Sehun ayaklarını hızla ileriye doğru attı ve kılıcını benimkine o kadar sert bir şekilde indirdi ki tahta kılıç elimde titreşti. Ben henüz ne olduğunu anlamadan sert bir şekilde ikinci bir darbe daha indirerek kılıcımın elimden düşmesini sağladı. 

Kılıcı eğilerek yerden aldım ve elimin tersi ile alnımda biriken terleri sildim " Sanırım henüz yeteri kadar güçlü değilim."

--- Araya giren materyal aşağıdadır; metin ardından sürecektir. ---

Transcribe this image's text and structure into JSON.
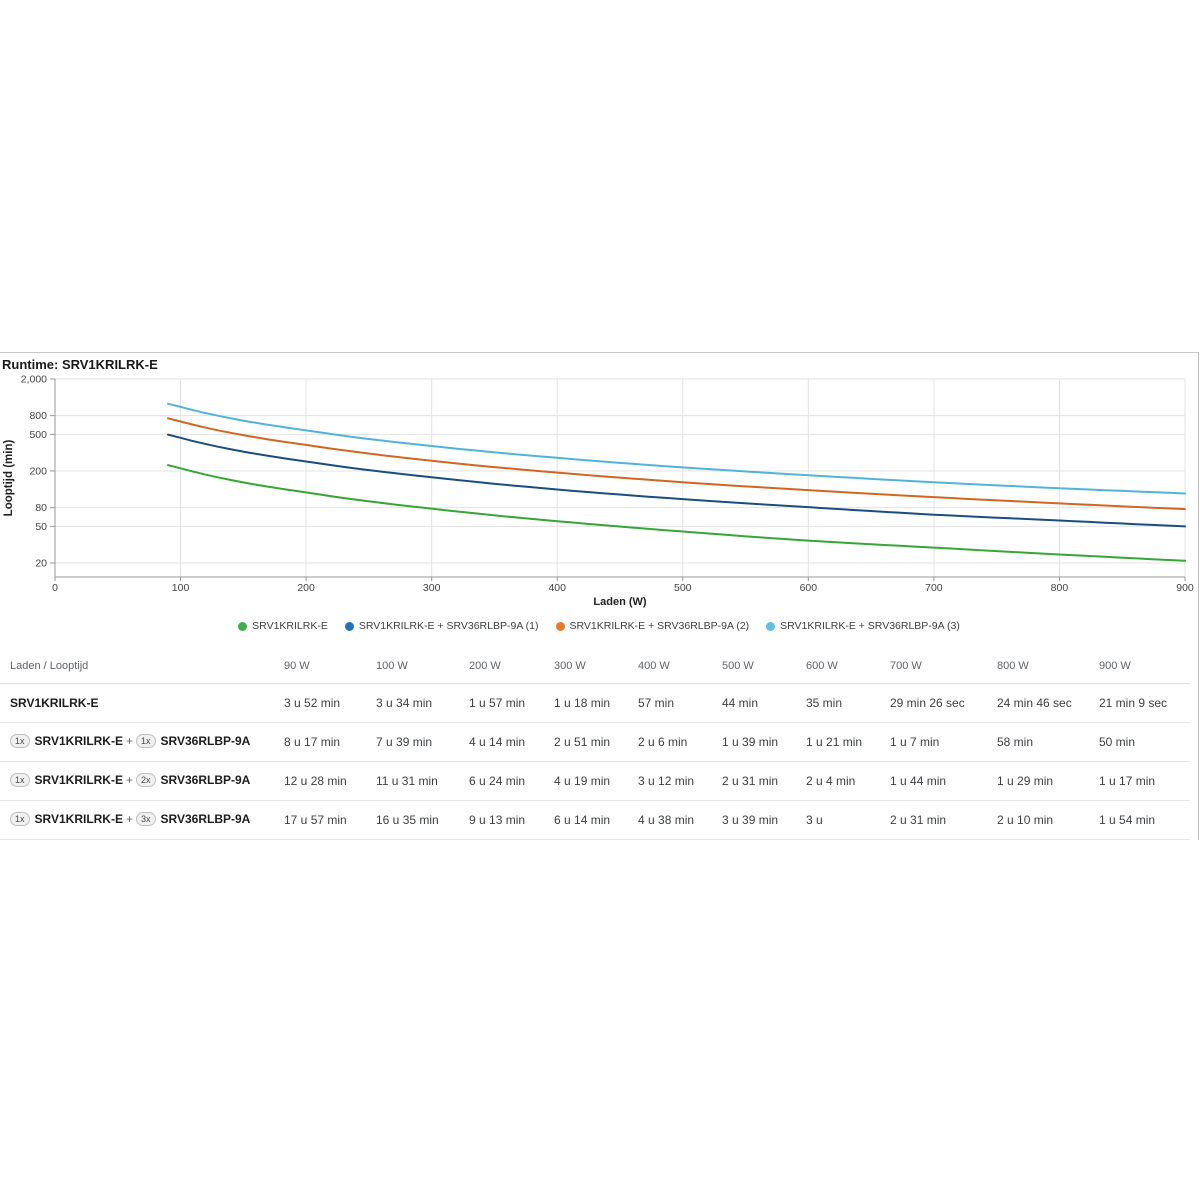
{
  "widget": {
    "title": "Runtime: SRV1KRILRK-E"
  },
  "chart_data": {
    "type": "line",
    "title": "Runtime: SRV1KRILRK-E",
    "xlabel": "Laden (W)",
    "ylabel": "Looptijd (min)",
    "x_axis": {
      "min": 0,
      "max": 900,
      "ticks": [
        0,
        100,
        200,
        300,
        400,
        500,
        600,
        700,
        800,
        900
      ]
    },
    "y_axis": {
      "scale": "log",
      "top": 2000,
      "bottom_axis_value": 14.5,
      "ticks": [
        2000,
        800,
        500,
        200,
        80,
        50,
        20
      ],
      "tick_labels": [
        "2,000",
        "800",
        "500",
        "200",
        "80",
        "50",
        "20"
      ]
    },
    "grid": true,
    "legend_position": "bottom",
    "x": [
      90,
      100,
      200,
      300,
      400,
      500,
      600,
      700,
      800,
      900
    ],
    "series": [
      {
        "name": "SRV1KRILRK-E",
        "color": "#36A635",
        "legend_color": "#3FAE49",
        "values_min": [
          232,
          214,
          117,
          78,
          57,
          44,
          35,
          29.43,
          24.77,
          21.15
        ]
      },
      {
        "name": "SRV1KRILRK-E + SRV36RLBP-9A (1)",
        "color": "#1A4E7E",
        "legend_color": "#2173B4",
        "values_min": [
          497,
          459,
          254,
          171,
          126,
          99,
          81,
          67,
          58,
          50
        ]
      },
      {
        "name": "SRV1KRILRK-E + SRV36RLBP-9A (2)",
        "color": "#D06721",
        "legend_color": "#E87A28",
        "values_min": [
          748,
          691,
          384,
          259,
          192,
          151,
          124,
          104,
          89,
          77
        ]
      },
      {
        "name": "SRV1KRILRK-E + SRV36RLBP-9A (3)",
        "color": "#4FB3DC",
        "legend_color": "#63BDE4",
        "values_min": [
          1077,
          995,
          553,
          374,
          278,
          219,
          180,
          151,
          130,
          114
        ]
      }
    ]
  },
  "table": {
    "header": [
      "Laden / Looptijd",
      "90 W",
      "100 W",
      "200 W",
      "300 W",
      "400 W",
      "500 W",
      "600 W",
      "700 W",
      "800 W",
      "900 W"
    ],
    "rows": [
      {
        "label_parts": [
          {
            "t": "name",
            "v": "SRV1KRILRK-E"
          }
        ],
        "values": [
          "3 u 52 min",
          "3 u 34 min",
          "1 u 57 min",
          "1 u 18 min",
          "57 min",
          "44 min",
          "35 min",
          "29 min 26 sec",
          "24 min 46 sec",
          "21 min 9 sec"
        ]
      },
      {
        "label_parts": [
          {
            "t": "badge",
            "v": "1x"
          },
          {
            "t": "name",
            "v": "SRV1KRILRK-E"
          },
          {
            "t": "sep",
            "v": "+"
          },
          {
            "t": "badge",
            "v": "1x"
          },
          {
            "t": "name",
            "v": "SRV36RLBP-9A"
          }
        ],
        "values": [
          "8 u 17 min",
          "7 u 39 min",
          "4 u 14 min",
          "2 u 51 min",
          "2 u 6 min",
          "1 u 39 min",
          "1 u 21 min",
          "1 u 7 min",
          "58 min",
          "50 min"
        ]
      },
      {
        "label_parts": [
          {
            "t": "badge",
            "v": "1x"
          },
          {
            "t": "name",
            "v": "SRV1KRILRK-E"
          },
          {
            "t": "sep",
            "v": "+"
          },
          {
            "t": "badge",
            "v": "2x"
          },
          {
            "t": "name",
            "v": "SRV36RLBP-9A"
          }
        ],
        "values": [
          "12 u 28 min",
          "11 u 31 min",
          "6 u 24 min",
          "4 u 19 min",
          "3 u 12 min",
          "2 u 31 min",
          "2 u 4 min",
          "1 u 44 min",
          "1 u 29 min",
          "1 u 17 min"
        ]
      },
      {
        "label_parts": [
          {
            "t": "badge",
            "v": "1x"
          },
          {
            "t": "name",
            "v": "SRV1KRILRK-E"
          },
          {
            "t": "sep",
            "v": "+"
          },
          {
            "t": "badge",
            "v": "3x"
          },
          {
            "t": "name",
            "v": "SRV36RLBP-9A"
          }
        ],
        "values": [
          "17 u 57 min",
          "16 u 35 min",
          "9 u 13 min",
          "6 u 14 min",
          "4 u 38 min",
          "3 u 39 min",
          "3 u",
          "2 u 31 min",
          "2 u 10 min",
          "1 u 54 min"
        ]
      }
    ]
  },
  "colors": {
    "grid": "#e3e3e3",
    "axis": "#9a9a9a",
    "tick_text": "#444444",
    "border": "#c9c9c9"
  }
}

"Rakibini bir kere zayıflatırsan yaparsın. Festival yarın olacak her şeye hazırlıklı olmalıyız Jongin Mark da Uriel de her şeye rağmen geleneklere uyacaklar ne kadar düşman da olsalar ikisinin de hala saygı duyduğu tek ritüel bu... Bu nedenle festival boyunca etrafta insanlar da olacak bu detay hepimizi zorlayacak ancak bu gibi savaşlar ne kadar gizli de olsa geleneklere göre seyirciye ihtiyaç duyar. Eski zamanlarda olsaydık bu savaşı açıkça ilan ederdik ama günümüz insanları bunu sadece gösterinin bir parçası sanacak. Bu nedenle etraftaki insanları da düşünerek hamlelerini doğru kurmalısın mesela kendi  boyunu lehine kullan. Rakiplerinin senden uzun olması dizlerini savunmasız bırakacak. Her iki bacağa vuracağın sert darbeler onların dengesini bozacaktır. Dengelerini kaybettikleri anda saldırıya geç."